Test: If removing a single third-party service would break the core product, the design is too coupled.

2. Productionizable

Users build apps from prototype to production in Dyad. Every feature should support that full lifecycle, not just the demo.

  • Real deployment: Apps deploy to Vercel with production environment variables, custom domains, and proper build pipelines — not just local preview.
  • Database migrations: Drizzle ORM generates versioned migration files that users can track, review, and apply in production. The AI agent writes real migration SQL, not throwaway DDL.
  • Environment separation: Local Supabase for development, cloud Supabase for production. Mode switching is per-app with explicit confirmation and client code regeneration.
  • Code ownership: Generated code uses standard frameworks (React, Next.js, Vite) and lives in the user's git repo. No proprietary runtime or Dyad-specific dependencies in the output.

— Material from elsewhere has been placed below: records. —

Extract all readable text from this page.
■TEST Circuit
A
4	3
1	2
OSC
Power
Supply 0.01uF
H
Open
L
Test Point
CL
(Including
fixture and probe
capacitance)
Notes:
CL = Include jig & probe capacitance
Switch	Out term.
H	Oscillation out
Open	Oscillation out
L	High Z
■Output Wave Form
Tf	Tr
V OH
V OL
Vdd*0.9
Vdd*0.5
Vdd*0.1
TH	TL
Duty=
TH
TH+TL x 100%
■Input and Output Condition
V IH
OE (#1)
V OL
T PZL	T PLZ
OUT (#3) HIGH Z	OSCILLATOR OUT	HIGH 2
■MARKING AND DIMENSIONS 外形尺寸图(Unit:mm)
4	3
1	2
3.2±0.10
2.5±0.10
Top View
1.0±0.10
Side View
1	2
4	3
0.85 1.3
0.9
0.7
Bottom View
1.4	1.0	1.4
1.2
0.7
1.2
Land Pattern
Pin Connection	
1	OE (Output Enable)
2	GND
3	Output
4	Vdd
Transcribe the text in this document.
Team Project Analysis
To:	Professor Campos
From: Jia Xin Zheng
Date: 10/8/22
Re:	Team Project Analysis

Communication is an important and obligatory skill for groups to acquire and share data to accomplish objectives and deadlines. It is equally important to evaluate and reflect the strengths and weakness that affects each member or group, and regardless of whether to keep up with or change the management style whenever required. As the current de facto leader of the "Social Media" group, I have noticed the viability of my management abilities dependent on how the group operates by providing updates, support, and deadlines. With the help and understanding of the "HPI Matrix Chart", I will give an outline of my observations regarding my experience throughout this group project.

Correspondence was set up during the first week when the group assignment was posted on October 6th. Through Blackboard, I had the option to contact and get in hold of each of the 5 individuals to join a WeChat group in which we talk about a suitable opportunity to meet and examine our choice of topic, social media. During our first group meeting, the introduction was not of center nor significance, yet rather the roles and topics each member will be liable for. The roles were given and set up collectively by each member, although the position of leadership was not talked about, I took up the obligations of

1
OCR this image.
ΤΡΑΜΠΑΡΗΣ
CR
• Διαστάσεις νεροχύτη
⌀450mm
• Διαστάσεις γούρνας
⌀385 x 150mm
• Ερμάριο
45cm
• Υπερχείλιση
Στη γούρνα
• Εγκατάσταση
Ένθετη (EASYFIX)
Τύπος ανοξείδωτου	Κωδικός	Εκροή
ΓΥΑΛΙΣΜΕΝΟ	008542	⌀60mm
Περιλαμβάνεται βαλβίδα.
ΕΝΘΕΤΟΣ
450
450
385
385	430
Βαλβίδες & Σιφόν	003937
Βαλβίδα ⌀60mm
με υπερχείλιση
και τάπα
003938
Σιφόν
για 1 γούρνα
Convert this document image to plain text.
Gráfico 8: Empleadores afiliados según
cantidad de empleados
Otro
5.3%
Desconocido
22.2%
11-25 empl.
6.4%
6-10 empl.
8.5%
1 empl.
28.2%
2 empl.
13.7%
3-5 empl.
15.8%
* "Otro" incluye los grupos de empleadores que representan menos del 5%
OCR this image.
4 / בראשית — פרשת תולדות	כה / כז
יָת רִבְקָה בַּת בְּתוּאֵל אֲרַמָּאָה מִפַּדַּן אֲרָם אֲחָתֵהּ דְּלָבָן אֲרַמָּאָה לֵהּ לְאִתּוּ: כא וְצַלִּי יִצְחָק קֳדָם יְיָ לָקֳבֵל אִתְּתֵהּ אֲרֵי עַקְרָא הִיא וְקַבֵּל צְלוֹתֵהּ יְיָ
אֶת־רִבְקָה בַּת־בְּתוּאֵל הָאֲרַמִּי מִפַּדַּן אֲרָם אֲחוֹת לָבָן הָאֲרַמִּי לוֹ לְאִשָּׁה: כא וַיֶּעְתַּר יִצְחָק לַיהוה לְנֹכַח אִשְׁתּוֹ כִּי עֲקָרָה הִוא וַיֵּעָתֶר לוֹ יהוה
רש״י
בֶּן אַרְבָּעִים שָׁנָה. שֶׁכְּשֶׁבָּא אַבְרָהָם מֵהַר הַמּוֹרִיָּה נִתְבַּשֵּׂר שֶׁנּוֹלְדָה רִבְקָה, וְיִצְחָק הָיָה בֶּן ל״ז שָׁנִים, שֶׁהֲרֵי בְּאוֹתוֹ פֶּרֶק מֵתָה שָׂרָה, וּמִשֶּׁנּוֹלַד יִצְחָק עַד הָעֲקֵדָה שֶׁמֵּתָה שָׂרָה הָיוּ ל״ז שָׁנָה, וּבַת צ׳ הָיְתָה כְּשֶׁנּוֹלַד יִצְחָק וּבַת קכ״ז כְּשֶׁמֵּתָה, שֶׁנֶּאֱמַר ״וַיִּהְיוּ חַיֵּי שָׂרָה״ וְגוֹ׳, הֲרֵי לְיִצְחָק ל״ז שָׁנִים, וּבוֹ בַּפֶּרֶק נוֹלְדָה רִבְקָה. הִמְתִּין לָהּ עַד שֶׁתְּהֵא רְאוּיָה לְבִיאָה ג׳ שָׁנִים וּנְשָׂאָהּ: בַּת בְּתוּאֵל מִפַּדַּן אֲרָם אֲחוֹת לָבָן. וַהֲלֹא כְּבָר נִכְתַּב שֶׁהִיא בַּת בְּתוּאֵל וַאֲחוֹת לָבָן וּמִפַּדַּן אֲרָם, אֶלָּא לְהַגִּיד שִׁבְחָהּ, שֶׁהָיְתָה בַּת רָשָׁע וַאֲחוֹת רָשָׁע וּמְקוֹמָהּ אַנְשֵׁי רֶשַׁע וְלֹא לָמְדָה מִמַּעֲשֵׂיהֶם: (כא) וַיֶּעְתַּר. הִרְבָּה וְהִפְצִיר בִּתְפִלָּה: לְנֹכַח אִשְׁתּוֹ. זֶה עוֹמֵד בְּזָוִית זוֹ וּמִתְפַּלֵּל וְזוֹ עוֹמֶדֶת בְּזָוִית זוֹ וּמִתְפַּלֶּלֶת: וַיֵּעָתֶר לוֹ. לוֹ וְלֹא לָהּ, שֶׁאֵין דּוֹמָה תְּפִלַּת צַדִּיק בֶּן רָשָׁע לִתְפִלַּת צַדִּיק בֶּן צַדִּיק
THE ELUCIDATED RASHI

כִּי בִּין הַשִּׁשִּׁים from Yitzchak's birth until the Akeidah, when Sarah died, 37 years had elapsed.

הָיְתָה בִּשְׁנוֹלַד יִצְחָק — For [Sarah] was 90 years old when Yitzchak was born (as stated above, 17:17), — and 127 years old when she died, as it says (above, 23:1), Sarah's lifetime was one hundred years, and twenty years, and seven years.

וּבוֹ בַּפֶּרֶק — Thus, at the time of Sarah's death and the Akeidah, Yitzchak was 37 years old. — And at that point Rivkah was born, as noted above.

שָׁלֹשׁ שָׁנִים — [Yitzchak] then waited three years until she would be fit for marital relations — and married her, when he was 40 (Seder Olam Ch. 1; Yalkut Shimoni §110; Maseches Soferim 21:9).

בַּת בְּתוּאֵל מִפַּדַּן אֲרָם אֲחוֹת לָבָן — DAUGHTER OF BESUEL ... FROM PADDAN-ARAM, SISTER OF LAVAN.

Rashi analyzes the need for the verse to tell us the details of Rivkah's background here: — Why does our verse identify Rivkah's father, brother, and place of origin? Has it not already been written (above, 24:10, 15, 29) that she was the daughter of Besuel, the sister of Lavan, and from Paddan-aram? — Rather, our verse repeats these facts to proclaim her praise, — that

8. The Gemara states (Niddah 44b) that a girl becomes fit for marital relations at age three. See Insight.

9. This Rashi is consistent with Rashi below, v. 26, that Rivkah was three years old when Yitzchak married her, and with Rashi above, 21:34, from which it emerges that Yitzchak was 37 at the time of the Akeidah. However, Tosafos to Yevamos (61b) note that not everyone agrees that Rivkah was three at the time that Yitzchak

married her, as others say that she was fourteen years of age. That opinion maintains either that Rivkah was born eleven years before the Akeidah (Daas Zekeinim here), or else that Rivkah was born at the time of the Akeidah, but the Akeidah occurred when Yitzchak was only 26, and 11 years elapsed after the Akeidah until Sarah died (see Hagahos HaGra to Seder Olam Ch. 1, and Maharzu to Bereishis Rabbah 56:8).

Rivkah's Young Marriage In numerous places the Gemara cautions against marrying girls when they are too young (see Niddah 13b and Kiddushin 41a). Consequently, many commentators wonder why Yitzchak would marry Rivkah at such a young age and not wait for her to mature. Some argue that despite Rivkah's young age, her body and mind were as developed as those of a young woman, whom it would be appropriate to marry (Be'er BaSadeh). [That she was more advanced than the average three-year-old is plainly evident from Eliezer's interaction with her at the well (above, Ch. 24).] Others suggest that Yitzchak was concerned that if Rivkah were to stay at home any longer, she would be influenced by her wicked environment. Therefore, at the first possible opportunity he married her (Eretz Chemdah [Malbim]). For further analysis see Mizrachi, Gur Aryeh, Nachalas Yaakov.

Test: Could a user hand off the generated project to a team that doesn't use Dyad and have them maintain it? If not, the feature creates unacceptable lock-in.

3. Intuitive But Power-User Friendly

Make the common path effortless. Give advanced users escape hatches.

  • Templates vs. blank canvas: The home page offers inspiration prompts and starter templates, but users can also start from scratch or import existing projects.
  • Settings search: Settings are organized in logical sections, but also fully searchable so power users can jump directly to what they need.

Test: Can a first-time user accomplish something useful in under 2 minutes? Can a power user customize every aspect of that same workflow?

4. Transparent Over Magical

Show users what's happening. Let them approve consequential actions. No hidden side effects.

  • Code visibility: The AI shows every file it writes or modifies. Users see diffs, not just results. The streaming response reveals the AI's reasoning in real time.
  • Approval gates: The agent tool consent system lets users choose ask/always/never per tool. Destructive operations (like dropping a database table) require explicit confirmation.
  • Error surfacing: Build errors, runtime errors, and terminal output are streamed directly to the user, not swallowed.

Test: If a user asks "what did the AI just do?", can they find the answer without reading source code?

5. Bridge, Don't Replace

Dyad integrates with the tools developers already use. It doesn't try to own their toolchain.

  • Package managers: Dyad runs npm install and custom install commands but doesn't manage node_modules or lock files beyond what the user configures.
  • External services: Supabase CLI, Docker — Dyad detects and uses these tools but doesn't install, start, or stop them. Example: local Supabase support detects supabase status but the user runs supabase start themselves.
  • IDEs: Generated code is standard — users can open it in VS Code, Cursor, or any editor alongside Dyad.

Test: Does the feature work with the user's existing tools, or does it try to replace them? If the answer is replace, reconsider.

6. Delightful

Using Dyad should feel good and like it's crafted with care. Small details compound into an experience people love.

  • Personality in waiting: The streaming loading animation cycles through playful verbs ("pondering", "conjuring", "weaving") with a scramble-reveal effect, turning a mundane wait into a moment of character.
  • Micro-interactions: Accordions animate with spring easing, chevrons rotate smoothly, and copy-to-clipboard buttons swap to a green checkmark for 2 seconds before reverting — every interaction gives clear, satisfying feedback.
  • Visual polish: Error toasts use backdrop blur, gradient icon backgrounds, and rounded corners with shadow. They feel intentional, not afterthought. Monospace error text in a contained box respects the user's need to actually read and copy the message.
  • Live preview: Changes appear in real time as the AI writes code. The feedback loop between "ask" and "see" is immediate and visceral — it's the core of what makes Dyad feel alive.

Test: After using this feature, does it feel like someone cared about the details? If the interaction feels generic or utilitarian, look for opportunities to add warmth.